On top of all that, Lane makes sure to call every referral the company receives. First to check he has the right information about what they need, and secondly “just to chat to them and explain that whatever it is they need will be with them by six o’clock”. It is, he says, “the hardest and best part of my day”.
"We would keep going until the wheels of the van fell off and we had no money left"
The task Slung Low has taken on is a huge responsibility, but it is one Lane and his team didn’t even need to think about before they agreed to take it on. Commitment to the community is in the company’s DNA, from its epic, accessible productions, to its pay-what-you-decide ticketing, to the Cultural Community College it opened in 2018.

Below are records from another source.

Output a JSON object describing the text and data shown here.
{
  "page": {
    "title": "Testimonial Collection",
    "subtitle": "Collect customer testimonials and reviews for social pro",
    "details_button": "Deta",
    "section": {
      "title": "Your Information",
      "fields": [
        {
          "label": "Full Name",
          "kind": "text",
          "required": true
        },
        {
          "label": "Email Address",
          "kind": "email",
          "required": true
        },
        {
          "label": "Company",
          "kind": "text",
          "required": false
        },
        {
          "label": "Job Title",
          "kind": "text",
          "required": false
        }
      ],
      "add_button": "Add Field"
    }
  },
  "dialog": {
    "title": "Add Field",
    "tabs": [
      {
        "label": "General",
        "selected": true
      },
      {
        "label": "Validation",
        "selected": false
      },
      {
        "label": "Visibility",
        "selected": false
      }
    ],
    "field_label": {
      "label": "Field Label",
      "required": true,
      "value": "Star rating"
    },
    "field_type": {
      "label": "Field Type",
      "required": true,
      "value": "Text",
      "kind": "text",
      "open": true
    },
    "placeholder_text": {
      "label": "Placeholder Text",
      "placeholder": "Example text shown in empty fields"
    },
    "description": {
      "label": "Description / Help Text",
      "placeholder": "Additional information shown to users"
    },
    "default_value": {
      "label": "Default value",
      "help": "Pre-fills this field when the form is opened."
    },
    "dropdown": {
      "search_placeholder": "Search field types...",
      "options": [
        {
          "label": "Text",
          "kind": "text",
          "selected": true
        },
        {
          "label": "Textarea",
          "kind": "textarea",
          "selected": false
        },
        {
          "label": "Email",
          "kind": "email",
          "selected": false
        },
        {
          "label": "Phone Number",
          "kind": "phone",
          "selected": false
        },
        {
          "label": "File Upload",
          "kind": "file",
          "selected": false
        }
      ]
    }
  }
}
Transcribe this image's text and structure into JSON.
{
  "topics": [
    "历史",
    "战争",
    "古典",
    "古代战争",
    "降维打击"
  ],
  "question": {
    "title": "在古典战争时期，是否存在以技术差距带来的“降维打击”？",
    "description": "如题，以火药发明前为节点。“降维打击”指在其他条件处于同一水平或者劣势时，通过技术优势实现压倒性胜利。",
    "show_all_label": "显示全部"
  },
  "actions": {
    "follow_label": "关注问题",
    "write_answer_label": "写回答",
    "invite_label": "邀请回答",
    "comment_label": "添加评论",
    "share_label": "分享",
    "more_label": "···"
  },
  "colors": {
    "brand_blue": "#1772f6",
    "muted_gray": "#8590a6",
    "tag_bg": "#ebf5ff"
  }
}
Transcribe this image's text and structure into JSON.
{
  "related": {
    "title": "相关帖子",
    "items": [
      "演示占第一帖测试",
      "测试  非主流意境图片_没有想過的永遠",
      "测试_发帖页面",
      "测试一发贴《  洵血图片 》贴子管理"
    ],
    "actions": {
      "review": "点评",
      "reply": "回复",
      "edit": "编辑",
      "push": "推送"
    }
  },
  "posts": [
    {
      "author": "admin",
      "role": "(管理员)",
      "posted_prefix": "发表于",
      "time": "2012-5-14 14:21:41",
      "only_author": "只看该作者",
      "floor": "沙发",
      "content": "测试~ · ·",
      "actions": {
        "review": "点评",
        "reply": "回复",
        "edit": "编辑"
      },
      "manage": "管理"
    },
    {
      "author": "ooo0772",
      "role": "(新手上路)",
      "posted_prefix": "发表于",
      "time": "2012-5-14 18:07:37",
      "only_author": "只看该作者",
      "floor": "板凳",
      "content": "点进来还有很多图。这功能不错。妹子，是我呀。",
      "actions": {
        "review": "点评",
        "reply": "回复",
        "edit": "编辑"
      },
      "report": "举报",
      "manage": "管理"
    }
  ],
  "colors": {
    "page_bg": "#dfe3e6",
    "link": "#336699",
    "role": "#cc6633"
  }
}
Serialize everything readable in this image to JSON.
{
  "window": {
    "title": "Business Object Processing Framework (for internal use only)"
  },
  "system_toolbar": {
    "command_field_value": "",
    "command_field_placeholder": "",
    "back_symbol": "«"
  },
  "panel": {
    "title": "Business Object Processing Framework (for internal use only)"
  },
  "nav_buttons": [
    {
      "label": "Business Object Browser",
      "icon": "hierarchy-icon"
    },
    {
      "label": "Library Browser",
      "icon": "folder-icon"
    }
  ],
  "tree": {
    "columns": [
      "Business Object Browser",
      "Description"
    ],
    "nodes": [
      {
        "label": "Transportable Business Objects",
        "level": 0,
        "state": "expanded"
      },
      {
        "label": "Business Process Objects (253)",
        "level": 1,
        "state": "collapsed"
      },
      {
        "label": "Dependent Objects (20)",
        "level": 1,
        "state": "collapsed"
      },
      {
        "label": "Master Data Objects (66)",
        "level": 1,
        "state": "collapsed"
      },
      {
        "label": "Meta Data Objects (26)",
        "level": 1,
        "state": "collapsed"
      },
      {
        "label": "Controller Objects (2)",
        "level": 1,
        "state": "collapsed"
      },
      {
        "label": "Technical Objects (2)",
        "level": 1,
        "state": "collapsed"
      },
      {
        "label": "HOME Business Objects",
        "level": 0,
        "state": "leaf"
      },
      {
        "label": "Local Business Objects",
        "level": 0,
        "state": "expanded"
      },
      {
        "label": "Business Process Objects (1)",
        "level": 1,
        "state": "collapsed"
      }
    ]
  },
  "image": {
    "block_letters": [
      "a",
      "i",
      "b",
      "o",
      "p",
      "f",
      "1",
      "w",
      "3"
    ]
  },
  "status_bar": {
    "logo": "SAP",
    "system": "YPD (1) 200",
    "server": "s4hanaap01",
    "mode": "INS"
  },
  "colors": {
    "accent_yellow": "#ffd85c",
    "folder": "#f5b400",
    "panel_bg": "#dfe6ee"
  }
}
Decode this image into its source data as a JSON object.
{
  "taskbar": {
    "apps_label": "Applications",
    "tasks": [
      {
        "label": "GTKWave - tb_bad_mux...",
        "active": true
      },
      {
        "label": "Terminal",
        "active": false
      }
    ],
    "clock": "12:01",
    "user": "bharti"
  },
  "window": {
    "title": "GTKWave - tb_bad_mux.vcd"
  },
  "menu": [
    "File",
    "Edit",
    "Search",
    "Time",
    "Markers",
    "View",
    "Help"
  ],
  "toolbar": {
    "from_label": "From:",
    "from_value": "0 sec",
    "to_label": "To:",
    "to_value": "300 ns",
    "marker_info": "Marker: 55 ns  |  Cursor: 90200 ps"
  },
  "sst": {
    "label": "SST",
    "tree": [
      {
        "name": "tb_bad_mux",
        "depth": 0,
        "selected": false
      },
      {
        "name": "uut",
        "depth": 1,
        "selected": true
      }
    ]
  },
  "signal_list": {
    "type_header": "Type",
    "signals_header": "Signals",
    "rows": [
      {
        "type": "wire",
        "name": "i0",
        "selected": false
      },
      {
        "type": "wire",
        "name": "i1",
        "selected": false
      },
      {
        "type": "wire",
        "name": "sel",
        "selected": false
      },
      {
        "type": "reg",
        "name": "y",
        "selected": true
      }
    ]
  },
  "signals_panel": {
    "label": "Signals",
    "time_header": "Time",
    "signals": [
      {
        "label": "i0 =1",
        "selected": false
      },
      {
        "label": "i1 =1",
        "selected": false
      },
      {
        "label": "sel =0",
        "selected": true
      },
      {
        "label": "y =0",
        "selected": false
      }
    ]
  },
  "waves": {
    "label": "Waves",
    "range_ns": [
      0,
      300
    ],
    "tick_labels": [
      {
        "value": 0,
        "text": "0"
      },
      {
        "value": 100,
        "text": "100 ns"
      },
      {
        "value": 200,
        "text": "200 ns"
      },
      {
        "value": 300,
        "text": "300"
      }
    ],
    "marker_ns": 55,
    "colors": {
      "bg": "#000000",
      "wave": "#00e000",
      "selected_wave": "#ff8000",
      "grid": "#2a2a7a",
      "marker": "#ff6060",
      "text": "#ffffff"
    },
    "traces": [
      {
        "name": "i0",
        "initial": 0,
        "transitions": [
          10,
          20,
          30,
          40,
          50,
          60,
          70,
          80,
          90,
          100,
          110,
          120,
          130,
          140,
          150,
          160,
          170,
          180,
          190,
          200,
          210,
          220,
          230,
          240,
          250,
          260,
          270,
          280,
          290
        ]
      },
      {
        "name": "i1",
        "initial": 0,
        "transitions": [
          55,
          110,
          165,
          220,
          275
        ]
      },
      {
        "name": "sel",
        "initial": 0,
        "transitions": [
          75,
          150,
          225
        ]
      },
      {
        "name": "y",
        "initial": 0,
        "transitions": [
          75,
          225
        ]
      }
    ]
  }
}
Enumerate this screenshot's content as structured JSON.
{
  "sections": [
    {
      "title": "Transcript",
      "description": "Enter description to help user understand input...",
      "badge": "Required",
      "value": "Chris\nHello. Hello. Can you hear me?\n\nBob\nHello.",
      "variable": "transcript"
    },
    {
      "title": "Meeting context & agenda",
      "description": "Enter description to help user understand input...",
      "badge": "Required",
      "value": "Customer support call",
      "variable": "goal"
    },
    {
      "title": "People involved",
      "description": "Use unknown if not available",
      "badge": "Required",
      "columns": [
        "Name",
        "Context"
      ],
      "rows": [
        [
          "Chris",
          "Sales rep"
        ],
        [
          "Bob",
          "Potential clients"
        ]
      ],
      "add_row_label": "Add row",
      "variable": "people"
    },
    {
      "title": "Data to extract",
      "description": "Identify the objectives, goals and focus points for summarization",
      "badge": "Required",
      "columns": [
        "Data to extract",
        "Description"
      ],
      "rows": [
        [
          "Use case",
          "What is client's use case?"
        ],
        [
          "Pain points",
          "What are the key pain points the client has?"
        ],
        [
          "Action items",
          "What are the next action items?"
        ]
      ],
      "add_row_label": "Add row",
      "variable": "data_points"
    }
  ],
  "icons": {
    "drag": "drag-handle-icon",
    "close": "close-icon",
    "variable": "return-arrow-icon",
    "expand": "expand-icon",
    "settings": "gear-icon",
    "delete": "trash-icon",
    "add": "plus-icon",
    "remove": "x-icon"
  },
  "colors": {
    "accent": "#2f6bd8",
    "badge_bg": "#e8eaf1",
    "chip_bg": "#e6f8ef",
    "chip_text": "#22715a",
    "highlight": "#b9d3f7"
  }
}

“We know who we are and we know what we are for, and this was just an extension of that,” says Lane. “There are people in our community who need food and we have a van and a bank account full of money. It’s much more sophisticated than that now, but if it was only that, we would keep going until the wheels of the van fell off and we had no money left. And after that we would start shoplifting probably.”
Providing community care is also a natural extension of the company’s skills as theatremakers, according to Lane. The company is used to telling stories that involve the surrounding community, and stories are what people really need right now. Not stories as in live-streamed shows (although Slung Low is still doing that as part of the National Student Drama Festival’s scaled-down online programme), but stories in a wider sense. Stories that include people, that reassure people and give them the strength to carry on.
“Those qualities of leadership, of listening, of empathy, of telling a communal story that everyone feels they can fit into and be courageous as a result of – that is our business,” Lane says. “People right now are desperate for someone to ring them and tell them a story in which they are not absolutely terrified.”
He adds: “The skills we are using are absolutely the same skills we use to make our big shows and big set pieces, they are just being presented differently. I honestly do not see the difference between doing what we are doing now and what we usually do. Of course, I see that the mechanics are profoundly different, but the actual drive, the core spirit, is the same.”